Together with the engineer Heinrich Büssing as technical director, he founded the international railway signal construction institute Max Jüdel & Co on Wolfenbütteler Straße in 1873 . After just one year, the company moved to Ackerstraße in 1874, where 37,000 square meters of land was available. The 100th mechanical interlocking was delivered in 1880, followed by the thousandth in 1892. From 1893 onwards, electrical line or station blockworks and, from 1898 onwards, electrically powered points were produced. In 1898 the company became a stock corporation. The Berlin rival company Siemens & Halske signed an interest agreement with Jüdel & Co. in 1897. Jüdel presented the first electromechanical signal box in 1899. In 1903, the 60-year-old Büssing withdrew his capital from the company after having acquired 92 patents in the railway signaling sector over the past 30 years. With 1,300 employees in 1908, the company was one of the largest employers in Braunschweig.

Max Jüdel was a member of the Braunschweig state parliament and a member of the city council. From 1893 until his death in 1910 he was President of the Chamber of Commerce . The Technical University of Braunschweig awarded him on 26 November 1909 its performance as an entrepreneur honorary doctorate.

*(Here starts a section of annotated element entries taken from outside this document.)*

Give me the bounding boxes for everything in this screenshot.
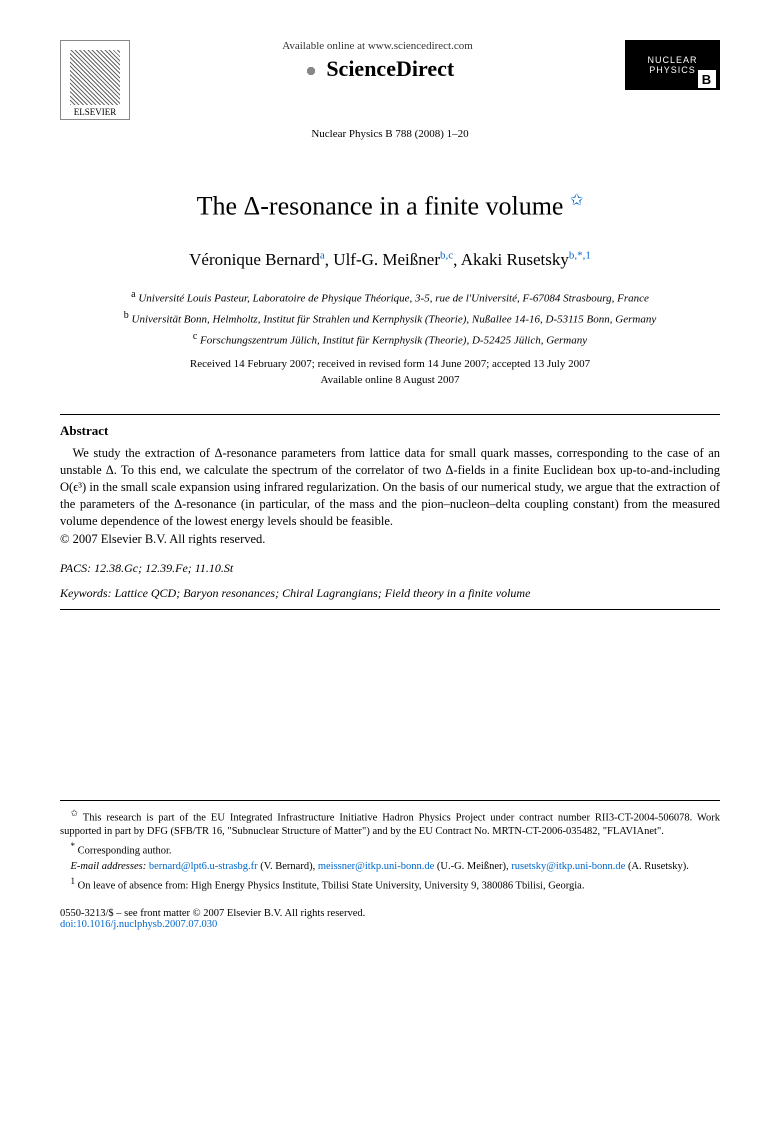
paper-title: The Δ-resonance in a finite volume ✩ bbox=[60, 190, 720, 222]
sd-name: ScienceDirect bbox=[326, 56, 454, 81]
corresponding-text: Corresponding author. bbox=[78, 846, 172, 857]
page-footer: 0550-3213/$ – see front matter © 2007 El… bbox=[60, 908, 720, 930]
abstract-copyright: © 2007 Elsevier B.V. All rights reserved… bbox=[60, 532, 720, 547]
footnote-emails: E-mail addresses: bernard@lpt6.u-strasbg… bbox=[60, 860, 720, 874]
affiliation-c: c Forschungszentrum Jülich, Institut für… bbox=[60, 330, 720, 348]
sciencedirect-block: Available online at www.sciencedirect.co… bbox=[130, 40, 625, 82]
author-3[interactable]: Akaki Rusetskyb,*,1 bbox=[461, 250, 591, 269]
elsevier-tree-icon bbox=[70, 50, 120, 105]
email-who-2: (U.-G. Meißner) bbox=[437, 861, 506, 872]
doi-link[interactable]: doi:10.1016/j.nuclphysb.2007.07.030 bbox=[60, 919, 217, 930]
email-link-3[interactable]: rusetsky@itkp.uni-bonn.de bbox=[511, 861, 625, 872]
header-row: ELSEVIER Available online at www.science… bbox=[60, 40, 720, 120]
pacs-value: 12.38.Gc; 12.39.Fe; 11.10.St bbox=[94, 561, 233, 575]
received-dates: Received 14 February 2007; received in r… bbox=[60, 358, 720, 370]
abstract-heading: Abstract bbox=[60, 423, 720, 439]
title-footnote-star[interactable]: ✩ bbox=[570, 192, 583, 209]
available-online: Available online 8 August 2007 bbox=[60, 374, 720, 386]
elsevier-logo: ELSEVIER bbox=[60, 40, 130, 120]
sciencedirect-logo: ScienceDirect bbox=[130, 56, 625, 82]
footnote-leave: 1 On leave of absence from: High Energy … bbox=[60, 875, 720, 894]
leave-text: On leave of absence from: High Energy Ph… bbox=[78, 881, 585, 892]
email-who-1: (V. Bernard) bbox=[260, 861, 312, 872]
rule-below-keywords bbox=[60, 609, 720, 610]
footnote-corresponding: * Corresponding author. bbox=[60, 840, 720, 859]
sd-available-text: Available online at www.sciencedirect.co… bbox=[130, 40, 625, 52]
np-line2: PHYSICS bbox=[649, 65, 696, 75]
email-who-3: (A. Rusetsky) bbox=[628, 861, 686, 872]
leave-marker: 1 bbox=[71, 876, 76, 886]
journal-reference: Nuclear Physics B 788 (2008) 1–20 bbox=[60, 128, 720, 140]
affiliation-a: a Université Louis Pasteur, Laboratoire … bbox=[60, 288, 720, 306]
doi-line: doi:10.1016/j.nuclphysb.2007.07.030 bbox=[60, 919, 720, 930]
corresponding-marker: * bbox=[71, 841, 76, 851]
keywords-label: Keywords: bbox=[60, 586, 112, 600]
email-label: E-mail addresses: bbox=[71, 861, 147, 872]
authors-line: Véronique Bernarda, Ulf-G. Meißnerb,c, A… bbox=[60, 250, 720, 271]
np-b-letter: B bbox=[698, 70, 716, 88]
nuclear-physics-badge: NUCLEAR PHYSICS B bbox=[625, 40, 720, 90]
keywords-line: Keywords: Lattice QCD; Baryon resonances… bbox=[60, 586, 720, 601]
pacs-label: PACS: bbox=[60, 561, 91, 575]
np-line1: NUCLEAR bbox=[647, 55, 697, 65]
sd-swoosh-icon bbox=[301, 61, 321, 81]
funding-marker: ✩ bbox=[71, 808, 79, 818]
elsevier-label: ELSEVIER bbox=[74, 107, 117, 117]
keywords-value: Lattice QCD; Baryon resonances; Chiral L… bbox=[115, 586, 531, 600]
email-link-2[interactable]: meissner@itkp.uni-bonn.de bbox=[318, 861, 434, 872]
footnotes-block: ✩ This research is part of the EU Integr… bbox=[60, 800, 720, 894]
pacs-line: PACS: 12.38.Gc; 12.39.Fe; 11.10.St bbox=[60, 561, 720, 576]
title-text: The Δ-resonance in a finite volume bbox=[197, 192, 564, 221]
author-2[interactable]: Ulf-G. Meißnerb,c bbox=[333, 250, 453, 269]
funding-text: This research is part of the EU Integrat… bbox=[60, 812, 720, 837]
author-1[interactable]: Véronique Bernarda bbox=[189, 250, 325, 269]
affiliation-b: b Universität Bonn, Helmholtz, Institut … bbox=[60, 309, 720, 327]
abstract-text: We study the extraction of Δ-resonance p… bbox=[60, 445, 720, 529]
email-link-1[interactable]: bernard@lpt6.u-strasbg.fr bbox=[149, 861, 258, 872]
front-matter: 0550-3213/$ – see front matter © 2007 El… bbox=[60, 908, 720, 919]
footnote-funding: ✩ This research is part of the EU Integr… bbox=[60, 807, 720, 840]
rule-above-abstract bbox=[60, 414, 720, 415]
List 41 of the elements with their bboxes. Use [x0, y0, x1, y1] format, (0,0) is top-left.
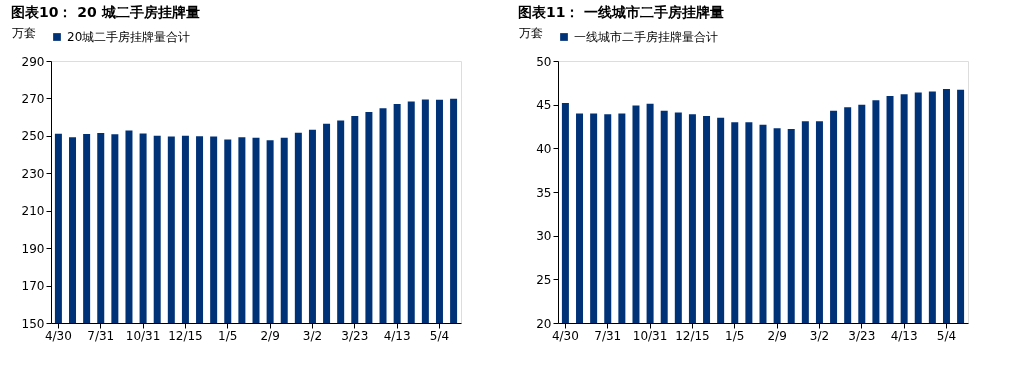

Jüdel was a Freemason in the Braunschweig Lodge Carl for the Crowned Pillar . He set up several foundations to support workers in need through no fault of their own and bequeathed his legacy to the city of Braunschweig as the basis for the “ Max Jüdel Foundation ”, whose interest income was used for social purposes. He bequeathed his villa in Adolfstrasse, which Constantin Uhde designed and which Jüdel had only acquired in 1904, to the city as a residence for the respective mayor. In 1872 he also founded the “Braunschweiger Carneval Club” , which is still active today as the Braunschweiger Carneval Society from 1872 . In 1888 he founded the Braunschweiger Baugenossenschaft , which is still today the cooperative with the largest housing stock in Braunschweig. In 1909, together with the Duchess Elisabeth, he laid the foundation stone for the state hospital for cripples, today the Duchess Elisabeth Hospital Foundation .

Afterlife

Street name in the southern part of Braunschweig.

During the Nazi era , Jüdel's foundation was renamed the “General Municipal Foundation”. The mayors Retemeyer , Trautmann and Böhme lived in the Jüdel Villa before it was used by their organizations after the NSDAP came to power . The air raids on Braunschweig during World War II destroyed the house.

Siemens & Halske took over the majority of Jüdel's company in 1928 and then took over the entire company in 1940. The Siemens plant in Braunschweig is still located today in Ackerstraße at the rear of the main train station, which was built in 1960, in what is now the Viewegs Garten-Bebelhof district . It has been part of the Siemens Mobility Division since 2014 .

Today's Schefflerstrasse in the Bebelhof was named after Max Jüdel from 1927 to 1938 . In 1945 the former Bückebergstraße in the Braunschweig Südstadt was renamed Jüdelstraße.

literature

Web links

Commons : Max Jüdel AG  - Collection of images, videos and audio files

Individual evidence

  1. ^ Wolfgang H. Gebhardt: Büssing trucks and tractors 1903–1971. A documentation. Schrader, Stuttgart 1999, ISBN 3-613-87183-1 , p. 7.
  2. The Masonic Lodge "Carl to the Crowned Pillar". at freimaurerei.de, accessed on April 7, 2013.